I’ve been tweaking my family’s morning and bedtime routines over the past few months, and reflecting on the power of routines.
Routines are repeated patterns of desired behavior
At their best, they specify when, where, and what will happen. After enough repetitions, it seems like the behavior happens almost effortlessly (given the right trigger). We tend to label the routines we don’t like as “bad habits.”
Routines are a key support for the academic life. A regular research and writing routine has been shown again and again to dramatically increase productivity as measured by number of publications (see Boice and Belcher). Solid morning and evening routines, even “end of work” routines, can support transitions between one activity and the next, and just make the whole day flow more smoothly.
The “Goldilocks” spot
I’ve posted before on one way to set up new routines. But how do you know you have enough routines? When life generally flows smoothly, and you’re not running into the same problems every day or week.
How do you know you have too many routines? When life starts to feel inflexible and overly rigid. The sweet spot in the middle (the “Goldilocks” spot) is different for everyone, changes over time, and is best found through experimentation. (Check out this cartoon from Everyday People).
Smartphone alarms + topical music = less nagging
With two small children, however, I’ve found that more regimentation is extremely helpful. Observing my own life, I realized that the routines that worked best were anchored by smartphone alarms. Over the last two months, I’ve taken advantage of my smartphone’s capabilities to engage my children with music for every step of the routine.
In the morning we have thematic songs set as alarms for cuddle time, waking up, bed making, getting dressed, hairbrushing, breakfast, toothbrushing, shoes & coats, and out the door. In the evening we have thematic songs for getting backpacks ready, cleaning up, dimming the lights, changing into PJs, brushing teeth, and lights out. Now instead of nagging, the songs are doing the work of keeping us on time, and we’re dancing around the house! (If you’re curious, I’ve posted my playlist).
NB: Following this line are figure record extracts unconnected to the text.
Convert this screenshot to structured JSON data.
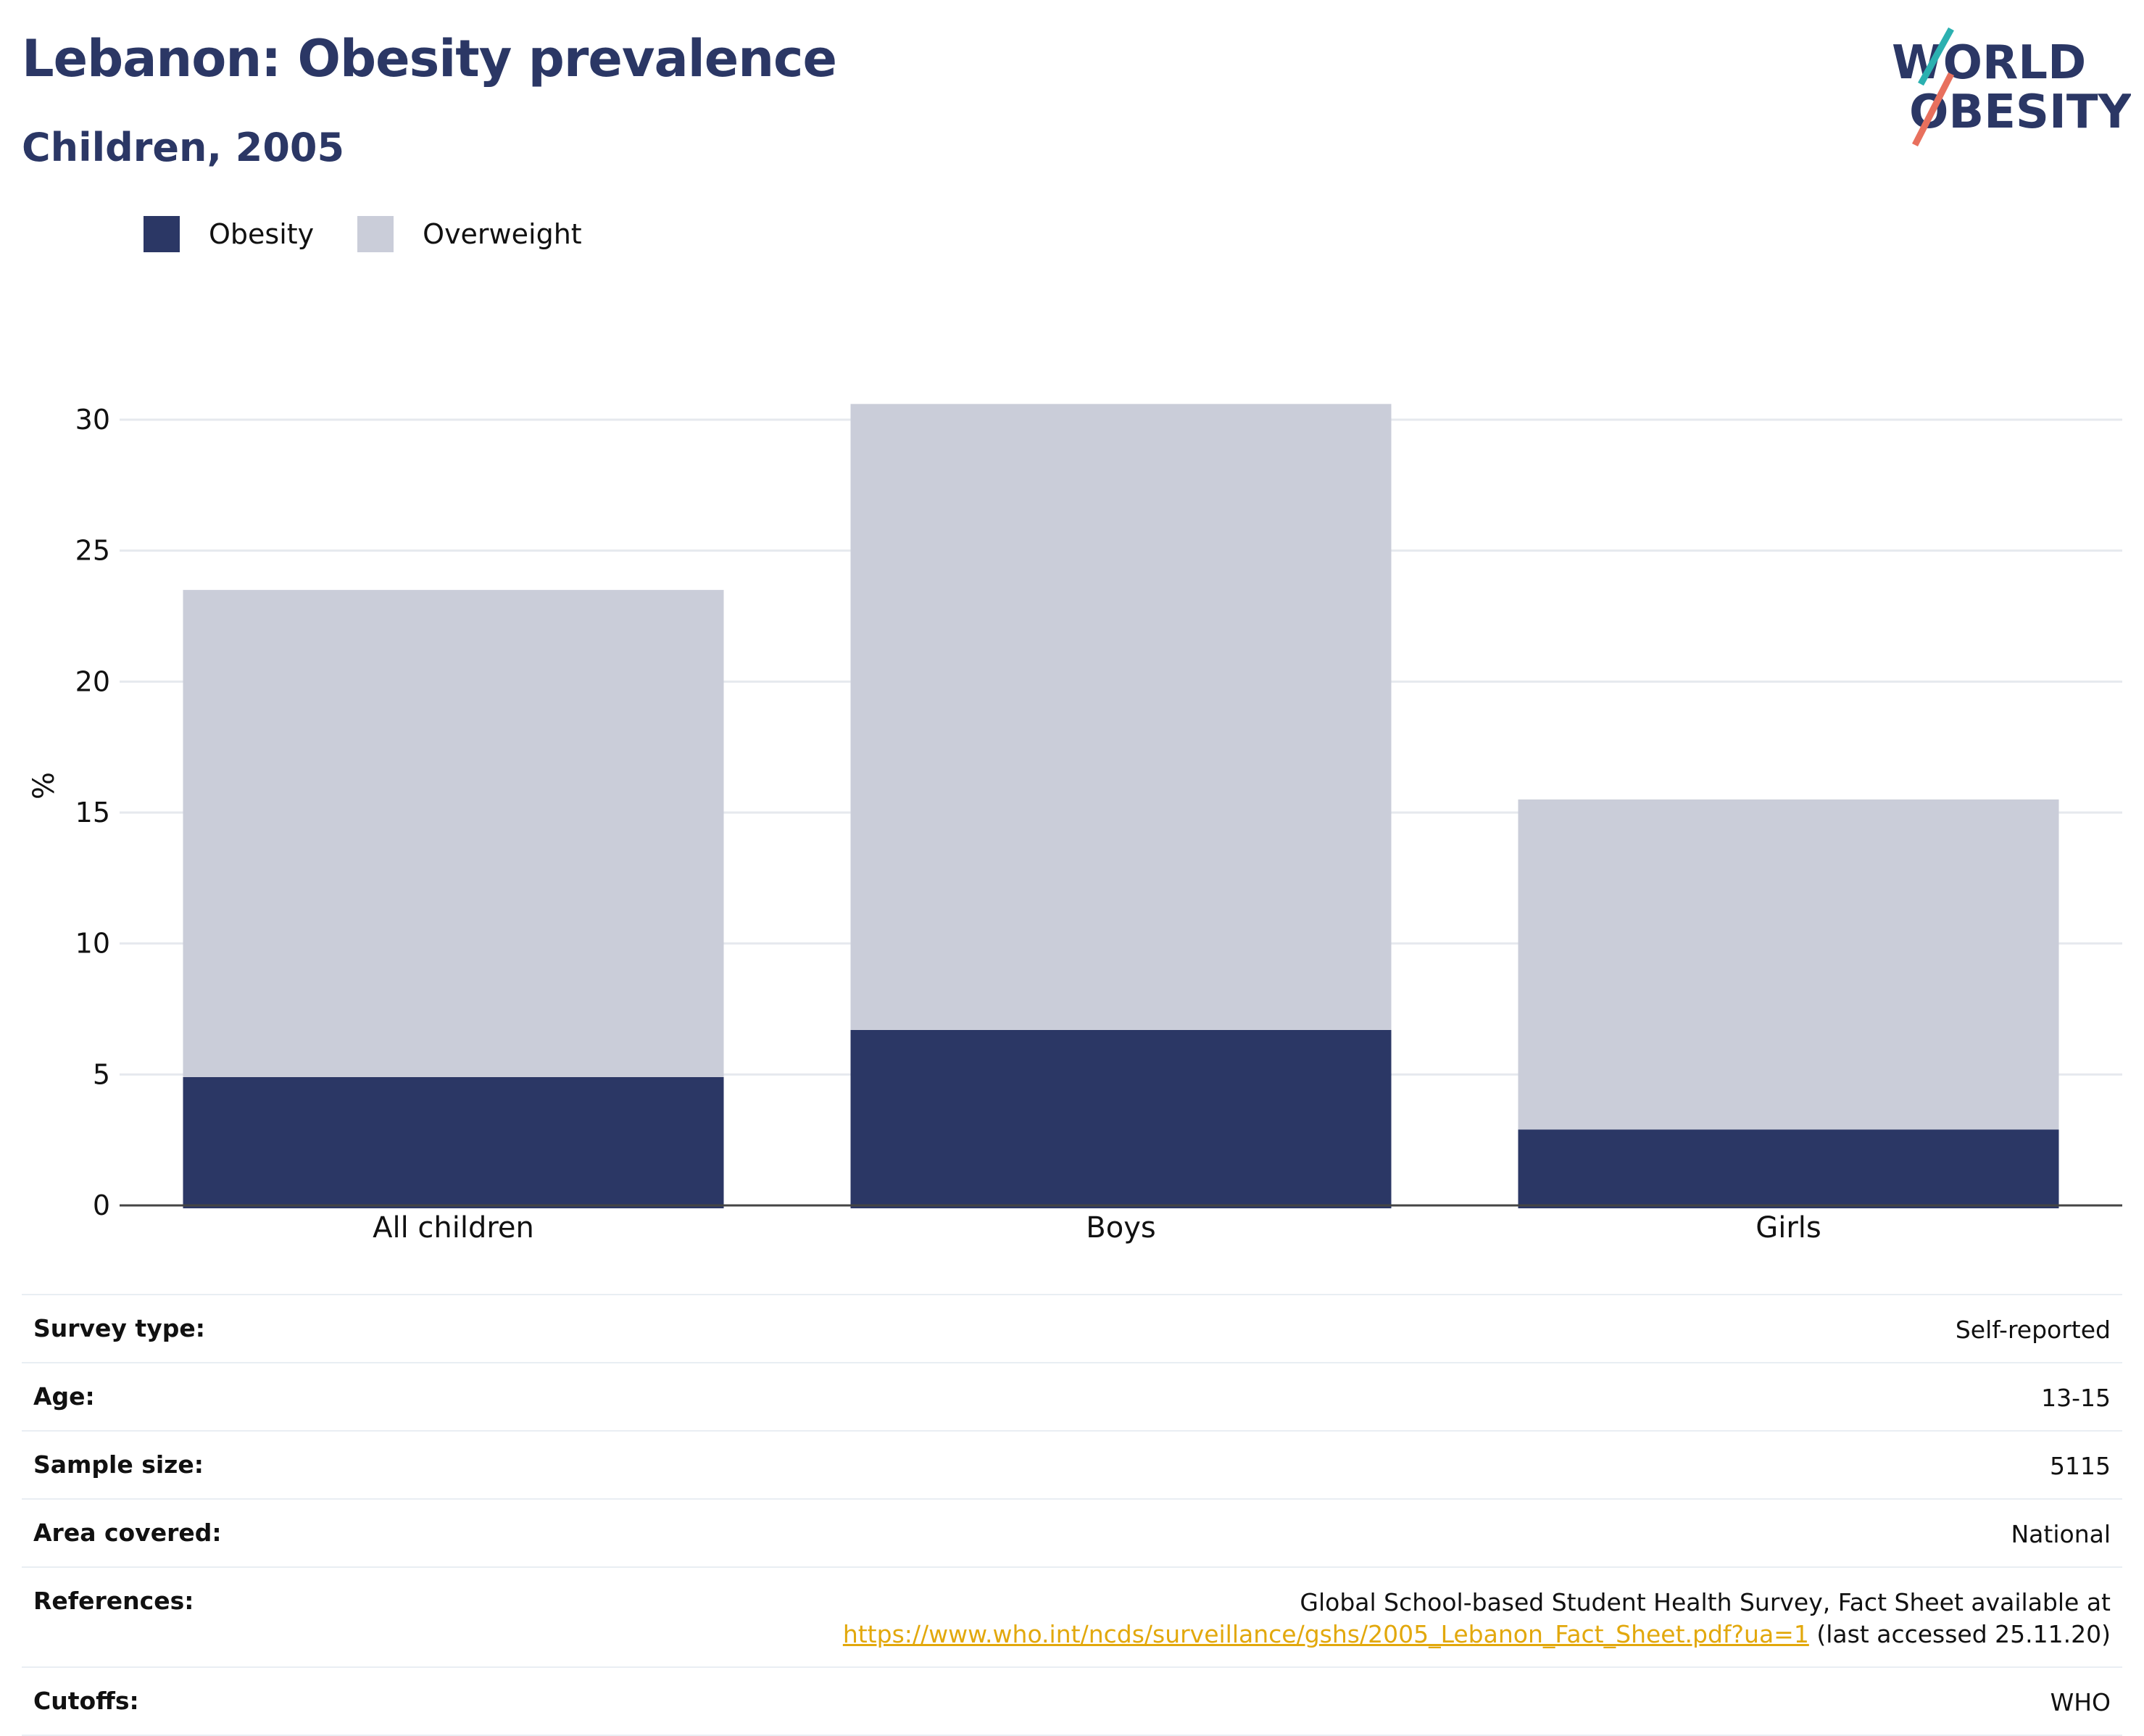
{
  "header": {
    "title": "Lebanon: Obesity prevalence",
    "subtitle": "Children, 2005"
  },
  "logo": {
    "line1": "WORLD",
    "line2": "OBESITY",
    "colors": {
      "navy": "#2b3765",
      "teal": "#2bb0b0",
      "coral": "#e8705d"
    }
  },
  "legend": {
    "items": [
      {
        "label": "Obesity",
        "color": "#2b3765"
      },
      {
        "label": "Overweight",
        "color": "#cacdd9"
      }
    ]
  },
  "chart_data": {
    "type": "bar",
    "stacked": true,
    "categories": [
      "All children",
      "Boys",
      "Girls"
    ],
    "series": [
      {
        "name": "Obesity",
        "values": [
          4.9,
          6.7,
          2.9
        ],
        "color": "#2b3765"
      },
      {
        "name": "Overweight",
        "values": [
          18.6,
          23.9,
          12.6
        ],
        "color": "#cacdd9"
      }
    ],
    "totals": [
      23.5,
      30.6,
      15.5
    ],
    "ylabel": "%",
    "ylim": [
      0,
      30.6
    ],
    "yticks": [
      0,
      5,
      10,
      15,
      20,
      25,
      30
    ],
    "grid": true,
    "legend_position": "top-left"
  },
  "info": {
    "rows": [
      {
        "key": "Survey type:",
        "value": "Self-reported"
      },
      {
        "key": "Age:",
        "value": "13-15"
      },
      {
        "key": "Sample size:",
        "value": "5115"
      },
      {
        "key": "Area covered:",
        "value": "National"
      },
      {
        "key": "References:",
        "value_line1": "Global School-based Student Health Survey, Fact Sheet available at",
        "link": "https://www.who.int/ncds/surveillance/gshs/2005_Lebanon_Fact_Sheet.pdf?ua=1",
        "value_suffix": " (last accessed 25.11.20)"
      },
      {
        "key": "Cutoffs:",
        "value": "WHO"
      }
    ],
    "link_color": "#e2a80c"
  }
}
Actually, it’s working so well that I’m looking for additional theme songs to cue writing sessions and other tricky bits of my routine.
Update: Smartphone alarms + topical music featured in The Detroit News, Jan 12, 2014!
Update March 19, 2014: The excitement and novelty has worn off as a motivator; but new songs and revision of the timing of alarms has provided an effectiveness boost.
Update October 13, 2014: I’ve streamlined the selections to just enough to keep us on schedule (or point out that we’re behind schedule). Fewer details needed as the kids have internalized the routines (mostly).